Mr Hermans said a “silver lining” of COVID-19 was the potential for Australia to come out of the crisis with a stronger and more stable manufacturing sector.

 

“People are calling us saying that not only do we need to reshore now because of the crisis, we need to reshore now to protect our sovereignty going forward because we’re way too reliant on overseas,” he said.

 

He added that the trade war between the United States and China had also sparked interest in reshoring, as well as an uptick in enquiry from sectors such as baby and healthcare products for which a ‘Made in Australia’ badge increased their desirability and value in Asian markets enough to offset the increased costs of Australian production.

 

Mr Sinsheimer agreed that “people are starting to realise the risks” of over-reliance on imports and was optimistic about the ability of Australian manufacturing to capitalise on its reputation for quality and reliability.

 

“I think Australia has a reputation for being a reliable source in terms of manufacturing,” he said.

 

“We’ve always had good manufacturers here – unfortunately not as many as we had in the past – but on a global basis I think we still do have some of the best manufacturers on the planet.”

 

Although both Sneddon & Kingston and Evolve Group produce plastic products for a diverse range of industries and shared similar stories of tooling delays caused by COVID-19 impacts in China, Mr Sinsheimer and Mr Hermans had differing views on how Australian manufacturing could be sustained and prosper.

 

In Mr Sinsheimer’s opinion, securing Australia’s supply chains would require government efforts – including the return of protectionism – to encourage more local manufacturing.

 

“It has to be government incentive driven because unfortunately the way the world is, this will be forgotten before too long and I think this is a wake-up call for a lot of places and will definitely change peoples’ attitude to offshore sourcing,” he said.

 

“But like all things in life, the end user needs to be willing to pay accordingly and in Australia we have very high wages.

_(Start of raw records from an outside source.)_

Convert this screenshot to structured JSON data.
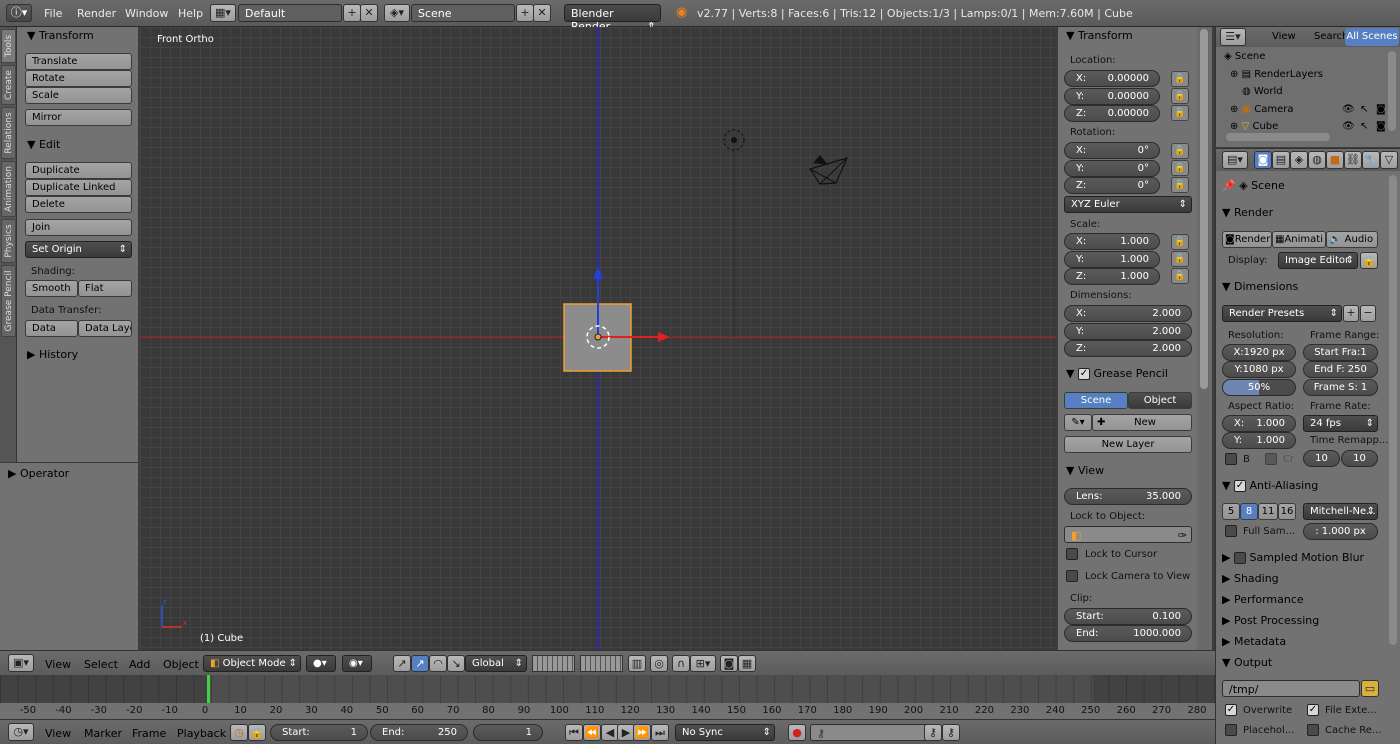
{
  "topbar": {
    "menus": [
      "File",
      "Render",
      "Window",
      "Help"
    ],
    "screen_layout": "Default",
    "scene": "Scene",
    "render_engine": "Blender Render",
    "info": "v2.77 | Verts:8 | Faces:6 | Tris:12 | Objects:1/3 | Lamps:0/1 | Mem:7.60M | Cube"
  },
  "side_tabs": [
    "Tools",
    "Create",
    "Relations",
    "Animation",
    "Physics",
    "Grease Pencil"
  ],
  "tool_shelf": {
    "transform_title": "Transform",
    "transform_buttons": [
      "Translate",
      "Rotate",
      "Scale",
      "Mirror"
    ],
    "edit_title": "Edit",
    "edit_buttons": [
      "Duplicate",
      "Duplicate Linked",
      "Delete",
      "Join"
    ],
    "set_origin": "Set Origin",
    "shading_label": "Shading:",
    "smooth": "Smooth",
    "flat": "Flat",
    "data_transfer_label": "Data Transfer:",
    "data": "Data",
    "data_layout": "Data Layo",
    "history": "History",
    "operator": "Operator"
  },
  "viewport": {
    "view_name": "Front Ortho",
    "object_label": "(1) Cube",
    "colors": {
      "x_axis": "#c41a1a",
      "z_axis": "#1a1ac4",
      "selection": "#f0a030"
    }
  },
  "n_panel": {
    "transform_title": "Transform",
    "location_label": "Location:",
    "location": [
      {
        "axis": "X:",
        "value": "0.00000"
      },
      {
        "axis": "Y:",
        "value": "0.00000"
      },
      {
        "axis": "Z:",
        "value": "0.00000"
      }
    ],
    "rotation_label": "Rotation:",
    "rotation": [
      {
        "axis": "X:",
        "value": "0°"
      },
      {
        "axis": "Y:",
        "value": "0°"
      },
      {
        "axis": "Z:",
        "value": "0°"
      }
    ],
    "rotation_mode": "XYZ Euler",
    "scale_label": "Scale:",
    "scale": [
      {
        "axis": "X:",
        "value": "1.000"
      },
      {
        "axis": "Y:",
        "value": "1.000"
      },
      {
        "axis": "Z:",
        "value": "1.000"
      }
    ],
    "dimensions_label": "Dimensions:",
    "dimensions": [
      {
        "axis": "X:",
        "value": "2.000"
      },
      {
        "axis": "Y:",
        "value": "2.000"
      },
      {
        "axis": "Z:",
        "value": "2.000"
      }
    ],
    "grease_pencil_title": "Grease Pencil",
    "gp_scene": "Scene",
    "gp_object": "Object",
    "gp_new": "New",
    "gp_new_layer": "New Layer",
    "view_title": "View",
    "lens_label": "Lens:",
    "lens_value": "35.000",
    "lock_to_object": "Lock to Object:",
    "lock_to_cursor": "Lock to Cursor",
    "lock_camera": "Lock Camera to View",
    "clip_label": "Clip:",
    "clip_start_label": "Start:",
    "clip_start": "0.100",
    "clip_end_label": "End:",
    "clip_end": "1000.000"
  },
  "outliner": {
    "menus": [
      "View",
      "Search"
    ],
    "filter": "All Scenes",
    "items": [
      "Scene",
      "RenderLayers",
      "World",
      "Camera",
      "Cube"
    ]
  },
  "properties": {
    "context": "Scene",
    "render_title": "Render",
    "render_tabs": [
      "Render",
      "Animati",
      "Audio"
    ],
    "display_label": "Display:",
    "display_value": "Image Editor",
    "dimensions_title": "Dimensions",
    "render_presets": "Render Presets",
    "resolution_label": "Resolution:",
    "res_x": "X:1920 px",
    "res_y": "Y:1080 px",
    "res_pct": "50%",
    "frame_range_label": "Frame Range:",
    "start_frame": "Start Fra:1",
    "end_frame": "End F: 250",
    "frame_step": "Frame S: 1",
    "aspect_label": "Aspect Ratio:",
    "aspect_x_label": "X:",
    "aspect_x": "1.000",
    "aspect_y_label": "Y:",
    "aspect_y": "1.000",
    "frame_rate_label": "Frame Rate:",
    "frame_rate": "24 fps",
    "time_remap_label": "Time Remapp...",
    "remap_old": "10",
    "remap_new": "10",
    "border_b": "B",
    "border_cr": "Cr",
    "aa_title": "Anti-Aliasing",
    "aa_samples": [
      "5",
      "8",
      "11",
      "16"
    ],
    "aa_filter": "Mitchell-Ne...",
    "full_sample": "Full Sam...",
    "filter_size": ": 1.000 px",
    "collapsed_panels": [
      "Sampled Motion Blur",
      "Shading",
      "Performance",
      "Post Processing",
      "Metadata"
    ],
    "output_title": "Output",
    "output_path": "/tmp/",
    "overwrite": "Overwrite",
    "file_extensions": "File Exte...",
    "placeholders": "Placehol...",
    "cache_result": "Cache Re..."
  },
  "view3d_header": {
    "menus": [
      "View",
      "Select",
      "Add",
      "Object"
    ],
    "mode": "Object Mode",
    "orientation": "Global"
  },
  "timeline": {
    "ticks": [
      "-50",
      "-40",
      "-30",
      "-20",
      "-10",
      "0",
      "10",
      "20",
      "30",
      "40",
      "50",
      "60",
      "70",
      "80",
      "90",
      "100",
      "110",
      "120",
      "130",
      "140",
      "150",
      "160",
      "170",
      "180",
      "190",
      "200",
      "210",
      "220",
      "230",
      "240",
      "250",
      "260",
      "270",
      "280"
    ]
  },
  "timeline_header": {
    "menus": [
      "View",
      "Marker",
      "Frame",
      "Playback"
    ],
    "start_label": "Start:",
    "start": "1",
    "end_label": "End:",
    "end": "250",
    "current": "1",
    "sync": "No Sync"
  }
}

This is where the government needs to lead the way by protecting the industry, making it expensive to bring things in from overseas.”

 

On the other hand, Mr Hermans was wary of protectionism and said it was already more cost-effective to make plastic injection-moulded products in Australia than China, without tariffs.

 

“You’ve got to be careful with tariffs and things like that,” he said. “There are more than a billion people in China and we’ve got 25 million here, so I know where I’d rather have no tariffs, and that’s on China so we can export more there.”

 

Mr Hermans was critical of using government funding to support industries that would otherwise never be viable in Australia, such as car manufacturing.

 

“You’ve got to look at industries that make sense, that are right-sized for this type of country, the type of workforce and skillset we’ve got, focus on the stuff we can do really well at and make sure we’re always innovating,” he said.

 

“As long as you’re at that cutting edge you’ll be fine, but some industries don’t make sense in Australia so we shouldn’t be using taxpayers’ money to breathe life into them.”